At the same time, the UN envoy to the west African country said Gbagbo would be taken alive and put on trial.
"Sooner or later he will be captured and brought to justice," Ambassador Youssoufou Bamba told a press conference, while insisting that Ouattara wants his rival taken alive even though his forces have carried out one offensive against the Gbagbo bunker.
"Too much blood has been shed. We would not give the luxury to Mr Gbagbo to be a martyr. He will be captured alive and will respond before justice for the crimes he has committed," the envoy said.
On Wednesday Ouattara fighters tried to storm the residence but had to pull back after heavy fighting in which the home of the Japanese ambassador was surrounded as Gbagbo's fighters used it to launch rockets and cannon fire.
Ambassador Yoshifumi Okamura and several aides hid in a saferoom until French forces staged a dramatic helicopter rescue, extracting the group at about 11:00 pm and moving them to a French military camp, officials said.
"There was no major fighting, and no injuries among the French soldiers involved," French military spokesman Colonel Thierry Burkhard said.
Israel had also asked French forces to extract its diplomats from the conflict-torn city, French Foreign Minister Alain Juppe said in Paris.
About 1,100 foreigners have been flown out of the commercial capital since Sunday, while 1,548 foreign citizens were being sheltered at the military base, a French force spokesman said.
"Today, at the moment, former president Gbagbo's forces are reportedly fewer than 1,000, including 200 at his residence," French Defence Minister Gerard Longuet said.
Ouattara's camp earlier said they were going to storm the bunker and forcibly remove Gbagbo to end his decade-long rule of the world's number one cocoa producer after losing November elections.
In France a government source said Ouattara forces had launched a final assault after negotiations to persuade Gbagbo to give up power failed.
Gbagbo's camp condemned the move as an "assassination attempt".
After calling for a ceasefire and retreating to the bunker with his wife Simone and a few others, Gbagbo insisted in a radio interview late Tuesday he would not accept he had lost the vote and he was prepared to die.
Gbagbo was elected in 2000 and postponed polls due in 2005 several times before allowing them to go ahead last year, only to reject the result issued by the election authority and backed by the United Nations.
Several hundred people have been killed in violence linked to the presidential standoff, with reports of massacres of hundreds in the west last week, while up to a million had fled their homes, according to UN figures.
Ouattara also promised in his televised address that "light will be shed on all the massacres and the crimes" which might have been committed.
"The authors of the crimes will be punished," he said, calling on his troops "to be exemplary in their behaviour and to abstain from any crime, any violence against the population or any act of pillage."

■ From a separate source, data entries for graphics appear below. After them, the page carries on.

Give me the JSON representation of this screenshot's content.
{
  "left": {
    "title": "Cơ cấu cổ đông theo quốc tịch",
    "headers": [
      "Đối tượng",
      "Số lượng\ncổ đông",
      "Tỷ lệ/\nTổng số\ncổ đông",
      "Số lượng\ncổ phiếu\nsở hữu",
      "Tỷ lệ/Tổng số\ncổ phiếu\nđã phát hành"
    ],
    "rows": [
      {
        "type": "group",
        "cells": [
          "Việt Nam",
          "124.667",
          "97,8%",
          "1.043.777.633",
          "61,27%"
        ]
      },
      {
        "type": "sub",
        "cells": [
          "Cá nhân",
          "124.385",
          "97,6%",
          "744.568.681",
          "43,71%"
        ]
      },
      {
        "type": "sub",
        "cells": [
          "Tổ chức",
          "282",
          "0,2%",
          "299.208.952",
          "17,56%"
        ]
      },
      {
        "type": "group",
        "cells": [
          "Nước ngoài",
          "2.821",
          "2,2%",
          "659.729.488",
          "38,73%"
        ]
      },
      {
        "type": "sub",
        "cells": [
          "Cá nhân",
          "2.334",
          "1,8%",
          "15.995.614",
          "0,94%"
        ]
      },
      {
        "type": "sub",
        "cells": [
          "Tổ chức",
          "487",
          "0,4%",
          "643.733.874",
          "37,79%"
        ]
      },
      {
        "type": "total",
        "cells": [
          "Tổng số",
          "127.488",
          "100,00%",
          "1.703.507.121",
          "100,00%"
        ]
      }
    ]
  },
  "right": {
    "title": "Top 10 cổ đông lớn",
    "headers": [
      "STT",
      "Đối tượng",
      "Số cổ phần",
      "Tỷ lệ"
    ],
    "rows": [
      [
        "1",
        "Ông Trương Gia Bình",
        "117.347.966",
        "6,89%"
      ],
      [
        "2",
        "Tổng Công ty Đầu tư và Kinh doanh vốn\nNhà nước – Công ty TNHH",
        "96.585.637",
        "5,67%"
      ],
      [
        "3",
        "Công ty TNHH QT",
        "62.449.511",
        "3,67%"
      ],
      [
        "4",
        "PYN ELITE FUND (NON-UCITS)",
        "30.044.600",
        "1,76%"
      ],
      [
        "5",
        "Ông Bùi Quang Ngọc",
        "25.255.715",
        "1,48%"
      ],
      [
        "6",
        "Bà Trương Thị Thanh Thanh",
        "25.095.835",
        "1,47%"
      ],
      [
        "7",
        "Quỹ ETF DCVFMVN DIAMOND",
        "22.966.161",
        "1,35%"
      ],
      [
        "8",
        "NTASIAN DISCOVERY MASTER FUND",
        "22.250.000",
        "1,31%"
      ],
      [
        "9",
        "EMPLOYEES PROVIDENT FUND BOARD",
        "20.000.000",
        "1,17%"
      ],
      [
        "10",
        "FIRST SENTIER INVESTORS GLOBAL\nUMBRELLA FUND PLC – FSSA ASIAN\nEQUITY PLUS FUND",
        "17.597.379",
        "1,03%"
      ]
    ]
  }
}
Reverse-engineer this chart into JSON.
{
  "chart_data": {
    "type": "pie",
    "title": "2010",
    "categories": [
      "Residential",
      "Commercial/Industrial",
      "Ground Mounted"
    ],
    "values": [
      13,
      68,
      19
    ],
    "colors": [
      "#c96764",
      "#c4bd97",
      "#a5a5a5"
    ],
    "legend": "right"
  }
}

The humanitarian situation in Abidjan was "absolutely dramatic," the UN Office for the Coordination of Humanitarian Affairs said, with hospitals and public services not working and bodies lying in the streets.
"There are armed rebel groups who don't know on which side they are -- who are looting not only private houses but also some stocks of humanitarian agencies, that's unacceptable," spokeswoman Elisabeth Byrs said in Geneva.